Despite the events of Pentecost, there were some naysayers who would not believe God was acting in this group. They negatively retorted, “They are full of wine,” and like the cynics of old, if we are not careful, we too can get bogged down in disbelief and fear. Trusting God and relying on God is deeply embedded in the history of St. Monica’s. Bold proclamation is in our DNA. We have a history here in which, God’s Spirit has guided us boldly, and so we might proclaim possibility, vision, and dreams. Our DNA rejects scarcity, discouragement, and fear.
Pentecost Now and into the Future
We move boldly in mission because have a guide, mentor, coach, and advocate that sees more in us than we see in ourselves. God is not the God of the tomb, a symbol of death, which would hinder us, stop us, or keeps us from moving forward. God turns despondency and complacency upside down, because death is not the end.
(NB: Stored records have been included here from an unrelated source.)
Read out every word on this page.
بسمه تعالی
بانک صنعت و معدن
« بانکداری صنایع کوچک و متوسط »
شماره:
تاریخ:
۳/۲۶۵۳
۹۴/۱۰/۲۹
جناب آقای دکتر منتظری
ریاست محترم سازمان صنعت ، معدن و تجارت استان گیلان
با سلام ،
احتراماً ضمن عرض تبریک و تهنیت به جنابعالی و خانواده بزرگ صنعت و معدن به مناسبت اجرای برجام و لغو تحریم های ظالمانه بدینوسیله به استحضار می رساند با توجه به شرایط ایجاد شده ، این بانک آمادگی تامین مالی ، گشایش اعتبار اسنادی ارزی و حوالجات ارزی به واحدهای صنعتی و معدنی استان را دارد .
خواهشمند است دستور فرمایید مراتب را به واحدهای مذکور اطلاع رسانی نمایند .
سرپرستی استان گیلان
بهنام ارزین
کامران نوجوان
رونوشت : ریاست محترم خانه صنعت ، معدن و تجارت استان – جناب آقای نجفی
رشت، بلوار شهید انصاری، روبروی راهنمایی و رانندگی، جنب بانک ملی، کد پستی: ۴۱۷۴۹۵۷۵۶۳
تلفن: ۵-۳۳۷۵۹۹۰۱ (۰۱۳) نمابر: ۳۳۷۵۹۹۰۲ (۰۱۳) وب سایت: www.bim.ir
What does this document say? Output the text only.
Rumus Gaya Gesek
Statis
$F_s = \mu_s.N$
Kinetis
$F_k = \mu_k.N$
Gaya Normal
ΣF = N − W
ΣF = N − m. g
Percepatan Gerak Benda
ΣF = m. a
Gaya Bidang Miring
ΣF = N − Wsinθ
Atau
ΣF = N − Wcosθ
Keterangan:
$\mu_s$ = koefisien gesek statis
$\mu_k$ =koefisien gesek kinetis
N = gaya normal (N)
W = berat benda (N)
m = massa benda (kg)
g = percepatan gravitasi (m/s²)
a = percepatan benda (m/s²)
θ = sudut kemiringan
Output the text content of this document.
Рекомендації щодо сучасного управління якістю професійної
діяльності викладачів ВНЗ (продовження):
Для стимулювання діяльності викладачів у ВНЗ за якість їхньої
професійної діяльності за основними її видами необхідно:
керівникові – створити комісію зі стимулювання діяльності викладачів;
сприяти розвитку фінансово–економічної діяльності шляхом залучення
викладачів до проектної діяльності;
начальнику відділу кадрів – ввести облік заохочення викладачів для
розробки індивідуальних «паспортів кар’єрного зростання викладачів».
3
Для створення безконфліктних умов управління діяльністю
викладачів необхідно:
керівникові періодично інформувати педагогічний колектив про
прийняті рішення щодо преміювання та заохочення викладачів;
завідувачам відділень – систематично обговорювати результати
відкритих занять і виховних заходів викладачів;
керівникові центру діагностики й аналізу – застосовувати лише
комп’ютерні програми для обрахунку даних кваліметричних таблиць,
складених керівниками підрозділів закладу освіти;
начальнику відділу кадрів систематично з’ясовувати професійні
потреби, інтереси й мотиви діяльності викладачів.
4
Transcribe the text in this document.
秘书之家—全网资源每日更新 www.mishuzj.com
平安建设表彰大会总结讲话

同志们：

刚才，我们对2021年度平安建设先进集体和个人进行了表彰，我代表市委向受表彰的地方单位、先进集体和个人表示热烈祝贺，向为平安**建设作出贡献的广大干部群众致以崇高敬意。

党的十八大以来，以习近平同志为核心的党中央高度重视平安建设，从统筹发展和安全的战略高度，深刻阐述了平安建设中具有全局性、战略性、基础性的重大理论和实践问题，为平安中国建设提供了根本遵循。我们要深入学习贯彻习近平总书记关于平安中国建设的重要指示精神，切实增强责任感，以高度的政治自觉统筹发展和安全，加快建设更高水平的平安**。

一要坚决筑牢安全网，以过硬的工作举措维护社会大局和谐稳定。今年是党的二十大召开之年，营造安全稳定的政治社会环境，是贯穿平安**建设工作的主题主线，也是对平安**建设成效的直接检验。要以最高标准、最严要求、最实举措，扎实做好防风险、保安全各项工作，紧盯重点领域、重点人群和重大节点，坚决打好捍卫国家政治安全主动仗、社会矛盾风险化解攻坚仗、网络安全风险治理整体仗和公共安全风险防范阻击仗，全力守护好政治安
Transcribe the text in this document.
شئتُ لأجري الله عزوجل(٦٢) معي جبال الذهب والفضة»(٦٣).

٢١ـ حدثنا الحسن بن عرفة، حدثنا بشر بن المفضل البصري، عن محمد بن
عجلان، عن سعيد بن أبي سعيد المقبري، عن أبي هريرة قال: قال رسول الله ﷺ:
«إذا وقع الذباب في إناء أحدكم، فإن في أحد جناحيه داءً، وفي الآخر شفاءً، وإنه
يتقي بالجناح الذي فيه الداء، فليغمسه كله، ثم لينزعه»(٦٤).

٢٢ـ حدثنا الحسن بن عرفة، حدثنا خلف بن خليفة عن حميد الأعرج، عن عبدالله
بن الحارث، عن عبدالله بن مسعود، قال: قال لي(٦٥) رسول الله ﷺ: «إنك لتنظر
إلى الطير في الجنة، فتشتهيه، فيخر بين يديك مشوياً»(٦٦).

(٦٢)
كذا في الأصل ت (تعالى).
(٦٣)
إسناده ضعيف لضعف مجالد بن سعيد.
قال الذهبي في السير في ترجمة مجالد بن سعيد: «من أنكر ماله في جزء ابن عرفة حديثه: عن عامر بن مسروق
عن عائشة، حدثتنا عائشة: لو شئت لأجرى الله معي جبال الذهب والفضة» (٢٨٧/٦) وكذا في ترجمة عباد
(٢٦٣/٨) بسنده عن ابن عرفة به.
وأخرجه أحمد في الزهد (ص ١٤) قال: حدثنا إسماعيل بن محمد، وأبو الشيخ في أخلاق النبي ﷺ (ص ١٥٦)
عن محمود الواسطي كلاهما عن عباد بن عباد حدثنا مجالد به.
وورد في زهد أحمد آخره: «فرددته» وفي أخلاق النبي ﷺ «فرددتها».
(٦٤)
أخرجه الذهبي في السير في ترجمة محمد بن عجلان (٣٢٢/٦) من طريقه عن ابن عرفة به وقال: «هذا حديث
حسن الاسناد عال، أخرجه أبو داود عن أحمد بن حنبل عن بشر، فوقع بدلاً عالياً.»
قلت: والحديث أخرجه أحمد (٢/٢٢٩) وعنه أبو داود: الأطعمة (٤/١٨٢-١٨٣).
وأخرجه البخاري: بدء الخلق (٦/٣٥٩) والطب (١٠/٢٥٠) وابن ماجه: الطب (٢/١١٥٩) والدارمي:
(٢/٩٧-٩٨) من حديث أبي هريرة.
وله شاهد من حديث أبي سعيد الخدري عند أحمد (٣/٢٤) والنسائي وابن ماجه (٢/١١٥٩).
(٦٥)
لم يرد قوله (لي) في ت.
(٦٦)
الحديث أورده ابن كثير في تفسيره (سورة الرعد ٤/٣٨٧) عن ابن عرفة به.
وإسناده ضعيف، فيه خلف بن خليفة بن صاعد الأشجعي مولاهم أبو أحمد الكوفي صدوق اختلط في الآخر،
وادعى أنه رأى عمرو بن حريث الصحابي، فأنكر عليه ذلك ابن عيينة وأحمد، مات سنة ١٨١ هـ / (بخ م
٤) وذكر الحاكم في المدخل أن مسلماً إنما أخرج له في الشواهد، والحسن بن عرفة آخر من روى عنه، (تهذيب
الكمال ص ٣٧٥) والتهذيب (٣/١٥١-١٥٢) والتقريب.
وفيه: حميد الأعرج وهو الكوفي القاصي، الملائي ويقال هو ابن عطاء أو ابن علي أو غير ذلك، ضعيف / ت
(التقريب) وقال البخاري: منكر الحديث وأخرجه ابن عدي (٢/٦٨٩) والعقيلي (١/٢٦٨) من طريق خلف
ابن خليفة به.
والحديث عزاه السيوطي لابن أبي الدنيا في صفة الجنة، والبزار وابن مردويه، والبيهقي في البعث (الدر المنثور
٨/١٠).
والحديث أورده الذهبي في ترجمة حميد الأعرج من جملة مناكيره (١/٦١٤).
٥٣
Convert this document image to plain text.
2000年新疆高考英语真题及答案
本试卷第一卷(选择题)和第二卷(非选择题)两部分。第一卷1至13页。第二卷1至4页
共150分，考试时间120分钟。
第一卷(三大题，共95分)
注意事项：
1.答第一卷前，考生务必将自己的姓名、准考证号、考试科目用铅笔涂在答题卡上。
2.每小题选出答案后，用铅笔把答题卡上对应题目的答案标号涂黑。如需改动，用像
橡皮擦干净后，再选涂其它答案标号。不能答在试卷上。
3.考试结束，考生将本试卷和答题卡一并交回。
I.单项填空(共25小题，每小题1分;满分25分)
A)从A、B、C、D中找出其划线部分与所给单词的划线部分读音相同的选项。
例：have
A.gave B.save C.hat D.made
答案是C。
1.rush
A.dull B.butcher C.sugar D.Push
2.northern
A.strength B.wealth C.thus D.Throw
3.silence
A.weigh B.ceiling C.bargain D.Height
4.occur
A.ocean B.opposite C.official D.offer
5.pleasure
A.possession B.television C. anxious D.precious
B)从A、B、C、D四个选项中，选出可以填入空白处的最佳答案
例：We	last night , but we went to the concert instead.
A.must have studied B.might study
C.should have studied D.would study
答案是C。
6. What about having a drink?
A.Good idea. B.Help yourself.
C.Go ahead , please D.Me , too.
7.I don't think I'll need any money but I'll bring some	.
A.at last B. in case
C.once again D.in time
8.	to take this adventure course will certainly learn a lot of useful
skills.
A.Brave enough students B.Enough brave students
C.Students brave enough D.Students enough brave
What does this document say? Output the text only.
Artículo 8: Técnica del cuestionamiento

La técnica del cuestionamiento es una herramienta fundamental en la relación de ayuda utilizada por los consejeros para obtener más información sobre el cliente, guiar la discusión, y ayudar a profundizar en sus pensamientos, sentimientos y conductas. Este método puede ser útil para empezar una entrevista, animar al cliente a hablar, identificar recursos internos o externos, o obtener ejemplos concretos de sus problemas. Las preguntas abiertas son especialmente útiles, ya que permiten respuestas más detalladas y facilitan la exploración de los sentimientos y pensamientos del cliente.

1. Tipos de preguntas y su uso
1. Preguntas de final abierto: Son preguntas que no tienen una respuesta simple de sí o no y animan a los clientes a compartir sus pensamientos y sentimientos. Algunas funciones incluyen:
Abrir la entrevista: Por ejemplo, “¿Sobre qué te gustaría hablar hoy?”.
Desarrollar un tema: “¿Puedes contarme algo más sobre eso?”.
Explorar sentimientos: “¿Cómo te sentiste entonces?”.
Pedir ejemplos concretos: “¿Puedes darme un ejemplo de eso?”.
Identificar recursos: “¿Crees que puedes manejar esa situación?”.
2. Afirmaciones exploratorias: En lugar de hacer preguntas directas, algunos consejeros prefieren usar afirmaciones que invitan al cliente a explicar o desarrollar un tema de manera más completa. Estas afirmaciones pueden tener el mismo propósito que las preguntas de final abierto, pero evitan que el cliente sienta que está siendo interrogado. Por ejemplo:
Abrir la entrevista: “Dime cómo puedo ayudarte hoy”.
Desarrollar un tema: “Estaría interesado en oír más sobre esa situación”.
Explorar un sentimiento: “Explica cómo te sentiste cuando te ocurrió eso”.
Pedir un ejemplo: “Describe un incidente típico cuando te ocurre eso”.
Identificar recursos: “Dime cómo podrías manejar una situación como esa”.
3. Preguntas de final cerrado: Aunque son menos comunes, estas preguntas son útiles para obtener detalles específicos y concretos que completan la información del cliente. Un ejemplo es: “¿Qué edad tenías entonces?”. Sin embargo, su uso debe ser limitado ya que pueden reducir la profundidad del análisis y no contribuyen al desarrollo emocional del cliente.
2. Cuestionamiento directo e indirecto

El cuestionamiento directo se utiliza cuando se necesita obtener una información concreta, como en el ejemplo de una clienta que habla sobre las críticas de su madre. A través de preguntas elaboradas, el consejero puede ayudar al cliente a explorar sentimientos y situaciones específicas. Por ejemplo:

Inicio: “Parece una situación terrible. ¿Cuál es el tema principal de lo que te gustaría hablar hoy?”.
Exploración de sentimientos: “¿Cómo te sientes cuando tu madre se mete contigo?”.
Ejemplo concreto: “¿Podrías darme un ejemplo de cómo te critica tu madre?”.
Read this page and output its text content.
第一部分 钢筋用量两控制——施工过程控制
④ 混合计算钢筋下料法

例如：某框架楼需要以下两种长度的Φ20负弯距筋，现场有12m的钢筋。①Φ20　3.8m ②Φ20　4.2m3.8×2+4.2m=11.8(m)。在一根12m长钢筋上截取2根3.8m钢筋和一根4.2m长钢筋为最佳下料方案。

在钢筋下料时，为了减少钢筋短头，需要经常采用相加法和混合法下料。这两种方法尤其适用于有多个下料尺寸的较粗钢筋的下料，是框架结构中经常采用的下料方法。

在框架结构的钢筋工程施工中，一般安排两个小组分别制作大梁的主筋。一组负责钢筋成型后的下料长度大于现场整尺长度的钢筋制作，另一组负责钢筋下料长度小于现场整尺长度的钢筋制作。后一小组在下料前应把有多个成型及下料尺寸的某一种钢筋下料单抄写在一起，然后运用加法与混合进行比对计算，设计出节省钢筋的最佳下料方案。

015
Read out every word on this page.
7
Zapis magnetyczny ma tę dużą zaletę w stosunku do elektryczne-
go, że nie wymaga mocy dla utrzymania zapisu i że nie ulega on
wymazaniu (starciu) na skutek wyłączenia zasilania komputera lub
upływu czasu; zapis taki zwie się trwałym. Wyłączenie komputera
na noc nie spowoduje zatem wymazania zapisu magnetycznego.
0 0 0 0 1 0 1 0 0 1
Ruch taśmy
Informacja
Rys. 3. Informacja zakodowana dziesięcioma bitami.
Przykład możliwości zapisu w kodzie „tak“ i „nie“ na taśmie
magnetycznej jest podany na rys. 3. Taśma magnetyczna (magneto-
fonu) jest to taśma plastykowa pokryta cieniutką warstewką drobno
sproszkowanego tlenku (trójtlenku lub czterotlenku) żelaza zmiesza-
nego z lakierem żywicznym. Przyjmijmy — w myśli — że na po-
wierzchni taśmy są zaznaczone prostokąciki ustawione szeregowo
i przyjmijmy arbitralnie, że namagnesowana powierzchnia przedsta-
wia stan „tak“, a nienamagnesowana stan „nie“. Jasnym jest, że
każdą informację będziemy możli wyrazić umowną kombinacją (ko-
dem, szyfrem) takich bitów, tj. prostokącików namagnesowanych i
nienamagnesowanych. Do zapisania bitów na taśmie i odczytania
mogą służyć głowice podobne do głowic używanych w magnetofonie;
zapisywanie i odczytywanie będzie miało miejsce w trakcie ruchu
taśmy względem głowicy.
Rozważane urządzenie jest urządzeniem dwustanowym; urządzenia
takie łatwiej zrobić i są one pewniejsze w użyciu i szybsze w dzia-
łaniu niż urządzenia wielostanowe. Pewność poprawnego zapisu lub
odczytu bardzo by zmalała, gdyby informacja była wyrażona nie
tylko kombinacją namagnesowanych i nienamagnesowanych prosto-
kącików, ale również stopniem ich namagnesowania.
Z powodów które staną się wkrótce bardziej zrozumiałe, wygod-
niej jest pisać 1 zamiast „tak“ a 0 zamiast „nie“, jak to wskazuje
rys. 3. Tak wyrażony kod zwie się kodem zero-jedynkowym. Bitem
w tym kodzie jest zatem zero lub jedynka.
God is the God of possibilities, and we are people of amazing possibilities. The same Spirit who on that first Pentecost breathed new life into that first Christian community, is the same Spirit that breathed new life into a group of people with a dream for a mission in this village, and that same Spirit is breathing new life into us today. The Spirit is calling us to a new vision, a new life, and a new focus.
For you see, the Spirit sees gifts in us that we cannot see in ourselves. The Spirit looks beyond our rough exterior, our former miscalculations and mistakes, and she sees in us, great possibilities. Nonetheless, we cannot become too self-assured, and too self-confident that we try to do this work through our own human effort. We cannot carry this load of mission with only a few select individuals or one or two exclusive groups.
We have to rely on the fact that “the Spirit helps us in our weakness . . . and that very Spirit intercedes with sighs too deep for words.” If we trust God’s Spirit to lead us, we can we achieve that which, God has in store for us. The Spirit may push, nudge and guide us out of the familiar and into the unknown, but never forget that we are never alone. God is with us, guiding us, empowering us, and giving us all we need to do the work we have been called to do.
How do I know? God declares, “I will pour out my Spirit upon all flesh,
and your sons and your daughters shall prophesy, and your young men shall see visions, and your old men shall dream dreams.” We must pray for a new vision and we must dream a new dream. All along the way, we have the ultimate coach, the gentle mentor, the strong advocate, and an amazing friend. We have God’s Spirit, guiding us all along the way. The Spirit moves and breathes, calling us to continue Jesus mission, and the people respond, “We will with God’s help.”